Yankılarımız ruhtan ruha yuvarlanıyor,

Ve sonsuza dek büyüyor ve sonsuza dek büyüyor ...


  • Tatlı ve alçak, tatlı ve alçak, Batı denizinin rüzgarı, Alçak, alçak, nefes al ve es,



    Batı denizinin rüzgarı!
    Dalgalı suların üzerinden git, Ölmekte olan aydan gel ve üfle,

    Onu tekrar bana üfle;
    Küçüğüm, güzelim uyurken.

    • Şarkı: Sweet


    • and Low
      , kıta 1.

  • Üfle, borazan, üfle! Vahşi yankıları uçurun!
    Üfle, borazan! Cevap, yankılar! Ölüyor, ölüyor, ölüyor.

    • Satır 352.


  • Ey Aşk! Zengin gökyüzünde ölürler, Tepede ya da tarlada ya da nehirde bayılırlar:

    Yankılarımız ruhtan ruha yuvarlanır,

    Ve sonsuza dek büyürler.
    Üfle, borazan, üfle! Vahşi yankıları uçurun!
    Ve cevap ver, yankılar, cevap!
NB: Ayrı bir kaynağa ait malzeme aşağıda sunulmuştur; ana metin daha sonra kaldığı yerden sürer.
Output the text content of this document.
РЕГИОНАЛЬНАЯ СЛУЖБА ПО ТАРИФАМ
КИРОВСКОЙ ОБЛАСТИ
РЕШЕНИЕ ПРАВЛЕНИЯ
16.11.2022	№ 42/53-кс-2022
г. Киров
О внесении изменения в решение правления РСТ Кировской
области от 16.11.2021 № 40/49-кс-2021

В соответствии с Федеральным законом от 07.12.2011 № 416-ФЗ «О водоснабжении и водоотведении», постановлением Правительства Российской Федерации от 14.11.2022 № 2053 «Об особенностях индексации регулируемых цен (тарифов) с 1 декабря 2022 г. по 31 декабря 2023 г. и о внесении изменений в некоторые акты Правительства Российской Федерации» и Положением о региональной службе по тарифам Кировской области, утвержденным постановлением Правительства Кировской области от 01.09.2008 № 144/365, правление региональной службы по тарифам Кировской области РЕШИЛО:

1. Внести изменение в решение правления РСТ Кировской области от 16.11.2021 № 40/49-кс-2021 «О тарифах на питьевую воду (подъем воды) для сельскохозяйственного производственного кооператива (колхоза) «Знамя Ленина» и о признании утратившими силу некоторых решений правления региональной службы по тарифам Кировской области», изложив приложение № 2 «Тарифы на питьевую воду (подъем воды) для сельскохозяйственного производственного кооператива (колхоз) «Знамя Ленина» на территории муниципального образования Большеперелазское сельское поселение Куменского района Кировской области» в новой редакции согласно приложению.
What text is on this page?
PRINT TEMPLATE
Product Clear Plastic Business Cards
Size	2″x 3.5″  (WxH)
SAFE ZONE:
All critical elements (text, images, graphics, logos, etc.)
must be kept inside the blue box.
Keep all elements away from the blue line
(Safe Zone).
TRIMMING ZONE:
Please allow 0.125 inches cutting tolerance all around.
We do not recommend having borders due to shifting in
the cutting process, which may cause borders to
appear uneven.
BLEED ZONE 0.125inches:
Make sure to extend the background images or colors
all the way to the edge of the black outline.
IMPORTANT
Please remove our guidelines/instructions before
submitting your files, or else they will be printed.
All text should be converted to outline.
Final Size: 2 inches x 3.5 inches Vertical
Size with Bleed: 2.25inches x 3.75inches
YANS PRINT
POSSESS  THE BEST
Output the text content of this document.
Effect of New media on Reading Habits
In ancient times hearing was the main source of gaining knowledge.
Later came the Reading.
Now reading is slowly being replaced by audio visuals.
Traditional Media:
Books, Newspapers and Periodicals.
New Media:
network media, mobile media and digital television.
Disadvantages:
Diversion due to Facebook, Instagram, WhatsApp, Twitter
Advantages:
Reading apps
Ölüyor, ölüyor,

  • ölüyor.

    • Satır 360.

Bölüm IV

  • İhtişam kale duvarlarına
    düşüyor Ve karlı zirveler hikayede eski:
    Uzun ışık göllerde sallanıyor,
    Ve vahşi katarakt ihtişamla sıçrıyor.
    Üflemek, borazan, üflemek, vahşi yankıları uçurmak, Üflemek,
    borazan; cevap, yankılar, ölmek, ölmek, ölmek.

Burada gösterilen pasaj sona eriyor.